基金This research was funded by grants from Gansu Provincial Youth Science and Technology Fund Program(No.18JR3RA330)Cuiying Scientific and Technological Innovation Program of Lanzhou University Second Hospital(No.CY2018-QN11)。
文摘Background:Gastric cancer (GC) is one of the most globally prevalent cancers in the world. The pathogenesis of GC has not been fully elucidated, and there still lacks effective targeted therapeutics. The influence of altered kinesin superfamily protein 22 (KIF22) expression in GC progression is still unclearly. The aim of this study was to investigate the KIF22 effects on GC and related mechanisms.Methods:Gastric carcinoma tissues and matching non-cancerous tissues were collected from patients with GC who have accepted a radical gastrectomy in Lanzhou University Second Hospital from May 2013 to December 2014. The expression of KIF22 was examined in GC of 67 patients and 20 para-carcinoma tissues by immunochemical staining.
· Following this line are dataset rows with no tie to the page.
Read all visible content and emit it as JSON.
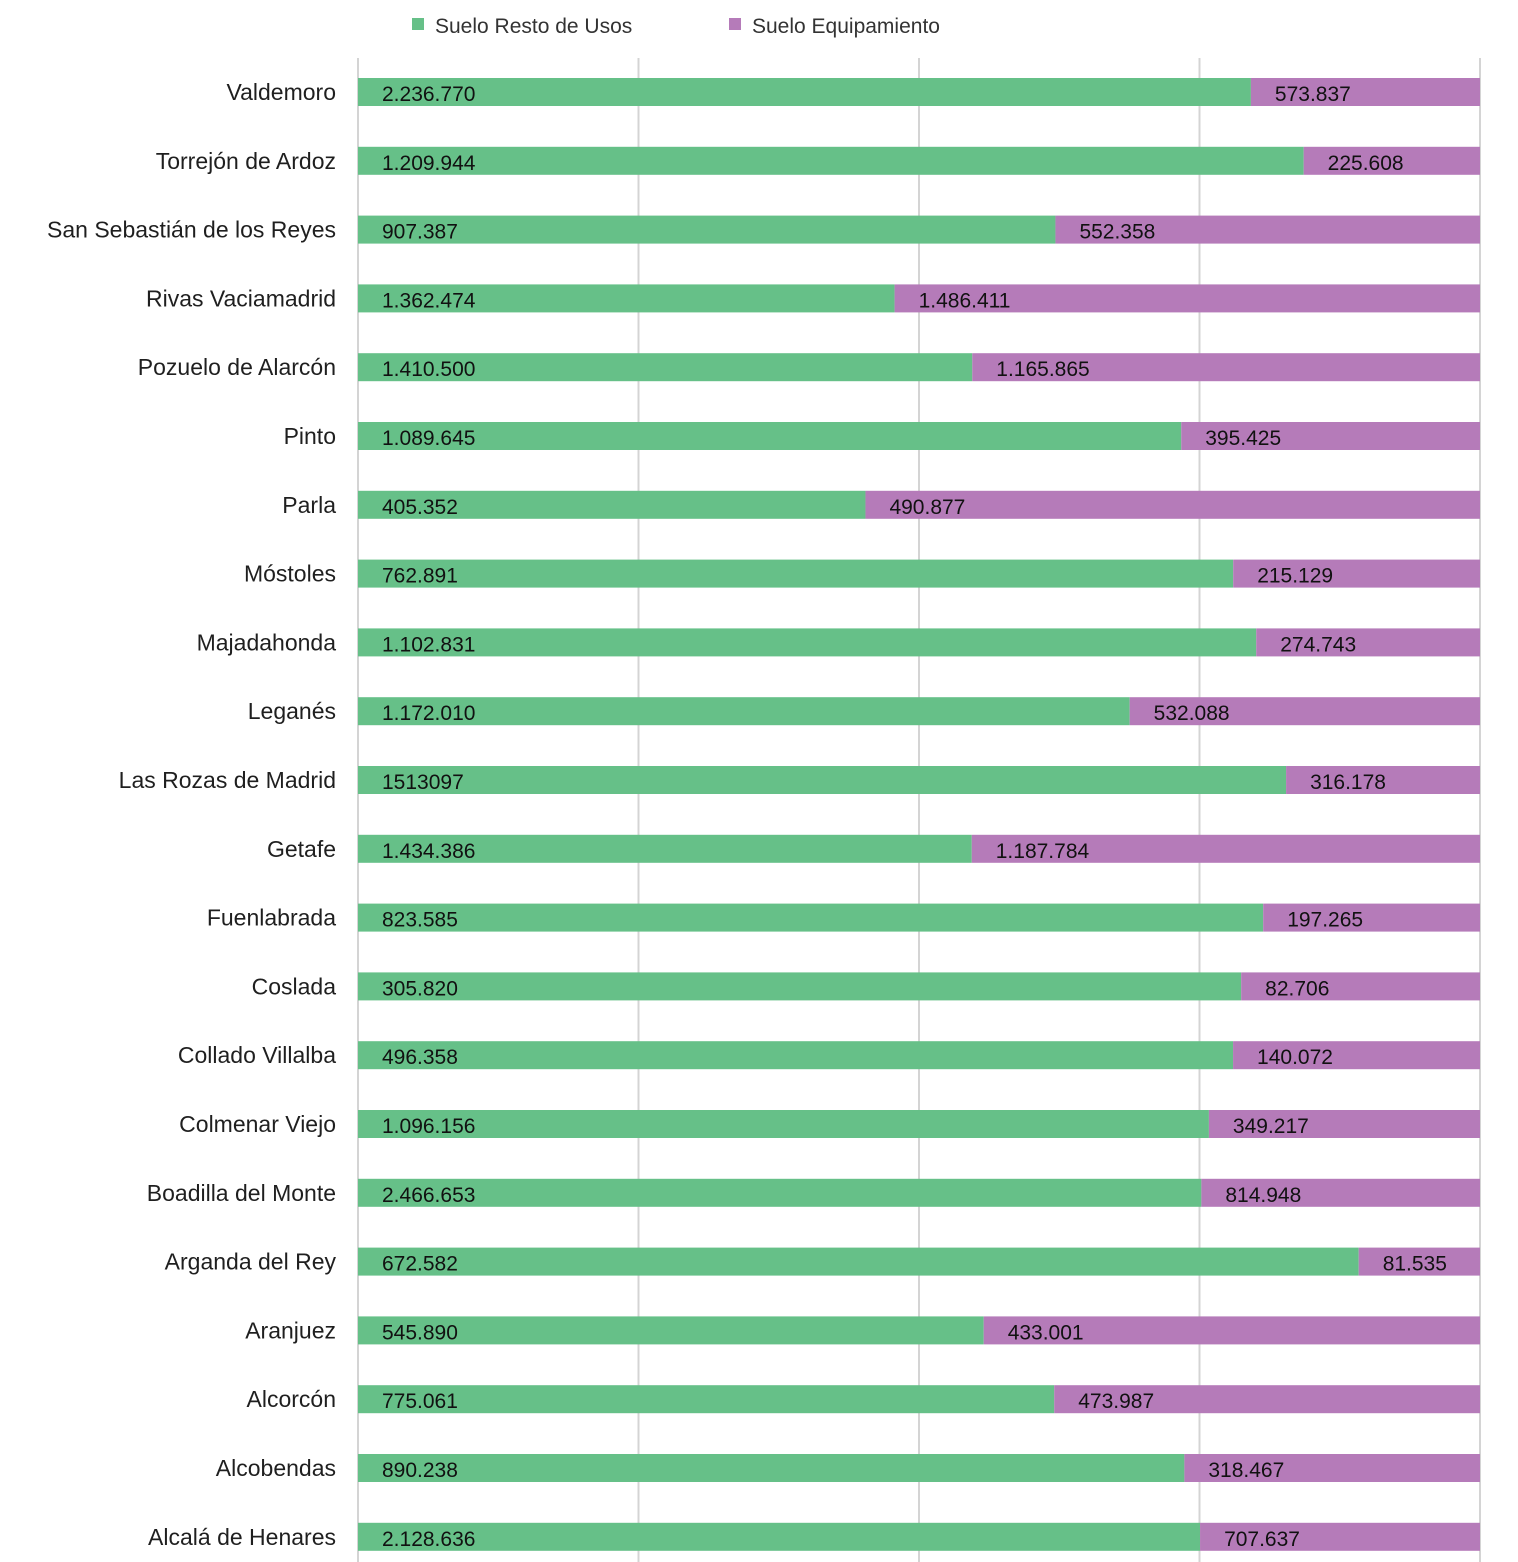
{
  "chart_data": {
    "type": "bar",
    "orientation": "horizontal",
    "stacking": "percent",
    "grid": true,
    "legend_position": "top",
    "categories": [
      "Valdemoro",
      "Torrejón de Ardoz",
      "San Sebastián de los Reyes",
      "Rivas Vaciamadrid",
      "Pozuelo de Alarcón",
      "Pinto",
      "Parla",
      "Móstoles",
      "Majadahonda",
      "Leganés",
      "Las Rozas de Madrid",
      "Getafe",
      "Fuenlabrada",
      "Coslada",
      "Collado Villalba",
      "Colmenar Viejo",
      "Boadilla del Monte",
      "Arganda del Rey",
      "Aranjuez",
      "Alcorcón",
      "Alcobendas",
      "Alcalá de Henares"
    ],
    "series": [
      {
        "name": "Suelo Resto de Usos",
        "color": "#66c088",
        "values": [
          2236770,
          1209944,
          907387,
          1362474,
          1410500,
          1089645,
          405352,
          762891,
          1102831,
          1172010,
          1513097,
          1434386,
          823585,
          305820,
          496358,
          1096156,
          2466653,
          672582,
          545890,
          775061,
          890238,
          2128636
        ],
        "labels": [
          "2.236.770",
          "1.209.944",
          "907.387",
          "1.362.474",
          "1.410.500",
          "1.089.645",
          "405.352",
          "762.891",
          "1.102.831",
          "1.172.010",
          "1513097",
          "1.434.386",
          "823.585",
          "305.820",
          "496.358",
          "1.096.156",
          "2.466.653",
          "672.582",
          "545.890",
          "775.061",
          "890.238",
          "2.128.636"
        ]
      },
      {
        "name": "Suelo Equipamiento",
        "color": "#b57bb9",
        "values": [
          573837,
          225608,
          552358,
          1486411,
          1165865,
          395425,
          490877,
          215129,
          274743,
          532088,
          316178,
          1187784,
          197265,
          82706,
          140072,
          349217,
          814948,
          81535,
          433001,
          473987,
          318467,
          707637
        ],
        "labels": [
          "573.837",
          "225.608",
          "552.358",
          "1.486.411",
          "1.165.865",
          "395.425",
          "490.877",
          "215.129",
          "274.743",
          "532.088",
          "316.178",
          "1.187.784",
          "197.265",
          "82.706",
          "140.072",
          "349.217",
          "814.948",
          "81.535",
          "433.001",
          "473.987",
          "318.467",
          "707.637"
        ]
      }
    ],
    "xlim": [
      0,
      1
    ],
    "gridline_count": 5
  }
}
The relationship between the expression of KIF22 and clinicopathologic characteristics was next investigated in the remaining 52 patients except for 15 patients who did not complete follow-up for 5 years. Cell viability was performed via 3-(4,5-dimethyl-2-thiazolyl)-2,5-diphenyl-2-H-tetrazolium bromide (MTT) test and colony formation assay in the MGC-803 and BGC-823 GC cells. Cell scratch and trans-well invasion assay was performed to assess migration ability in the MGC-803 and BGC-823 GC cells. Gene set enrichment analysis (GSEA) pathway enrichment analysis was performed to explore the potential functions. Cell cycle was detected by flow cytometry. In addition, the two GC cell lines were used to elucidate the underlying mechanism of KIF22 in GC in vitro via assessing the effects on mitogenactivated protein kinase and extracellular regulated protein kinases (MAPK/ERK) signal transduction pathway-related expressions by Western blotting assays. The differences were compared by t tests, one-way analysis of variance, and Chi-squared tests. Results:The study showed that KIF22 was up-regulated in GC, and KIF22 high expression was significantly related to differentiation degree ( χ2 = 12.842, P = 0.002) and poorly overall survivals. GSEA pathway enrichment analysis showed that KIF22 was correlated with the cell cycle. Silence of KIF22 decreased the ability of the proliferation and migration in gastric cells, induced G1/S phase cell cycle arrest via regulating the MAPK-ERK pathways. Conclusions:KIF22 protein level was negatively correlated with prognosis. KIF22 knockdown might inhibit proliferation and metastasis of GC cells via the MAPK-ERK signaling pathway.